More on Stream Processing and Event Processing can be read from Srinath Perera’s blogpost. It is a nice one and I recommend it to anyone who are interested.
Well as it turns out, deployment is said to be a huge bottleneck for stream processing applications. In WSO2 Con, one speaker says that a proper realtime processing application requires minimum of 5-node cluster. Another drawback could be regarded as SQL itself. Siddhi uses SQL because of its own architectural style. If I explain it a little more (Hope I don’t go beyond the scope here), Siddhi has input processors where the input is flattened out to a tuple where a separate ID is given for each input and data are categorized inside the tuple itself. This tuple is what makes it possible to do relational algebraic calculations like SQL. This was specifically stated in Siddhi research paper written at University of Moratuwa. I think this is the case in Kafka as well but don’t quote me on that. So the bottleneck of SQL would be writing complex processing logic — as most developers tend to get away from SQL logic using alternatives like Hibernate, Eloquent, Sequelize and Bookshelf.js.

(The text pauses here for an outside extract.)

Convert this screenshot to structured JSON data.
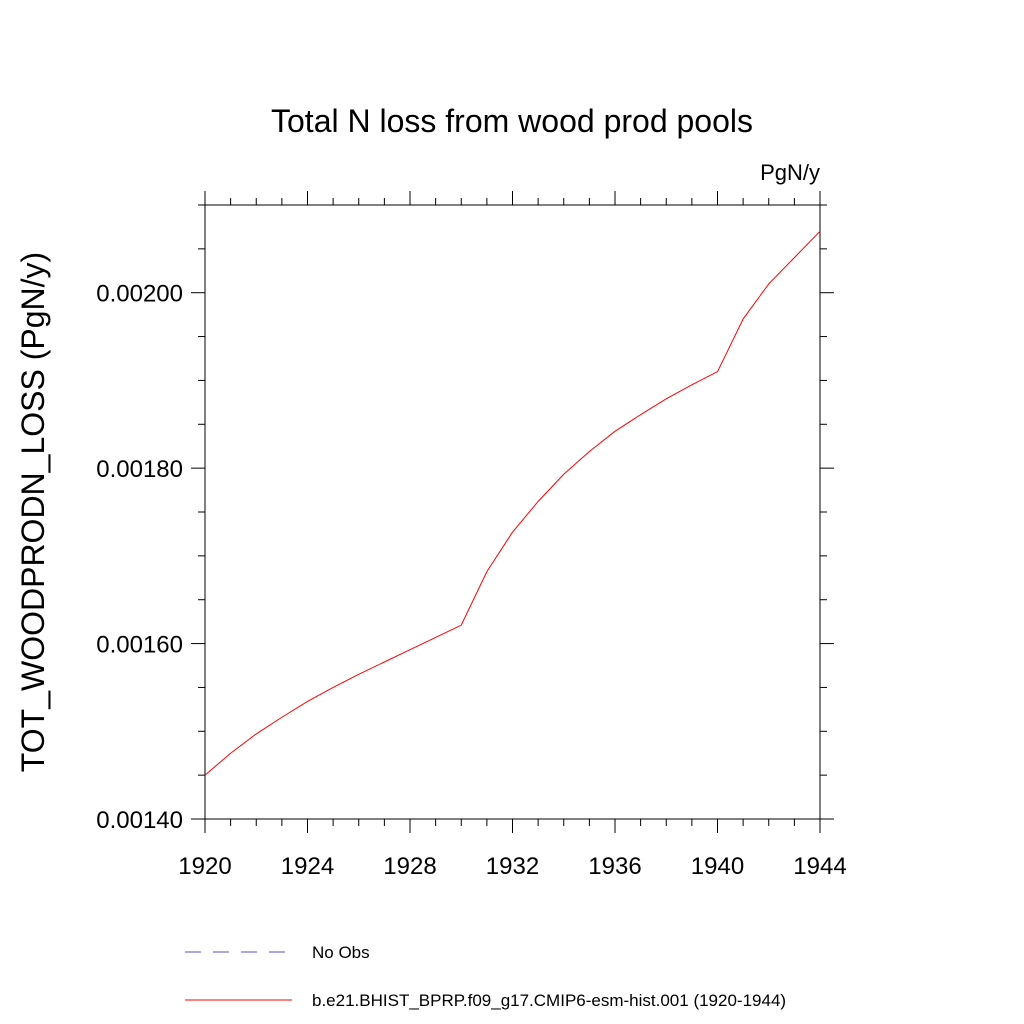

This is just an overview of what I’ve accumulated on what I have studied and listened to in YouTube conferences. I have to say that WSO2 does a good job on their documentations (Including the core architectures and design decisions) and WSO2 Con where I’ve learned a lot from.
I’m currently working on a Log Processing project (Well it is a solo-research project) where Siddhi and Kafka are used along with Elasticsearch for indexing purposes. I’m hoping to write more on it as the project goes on.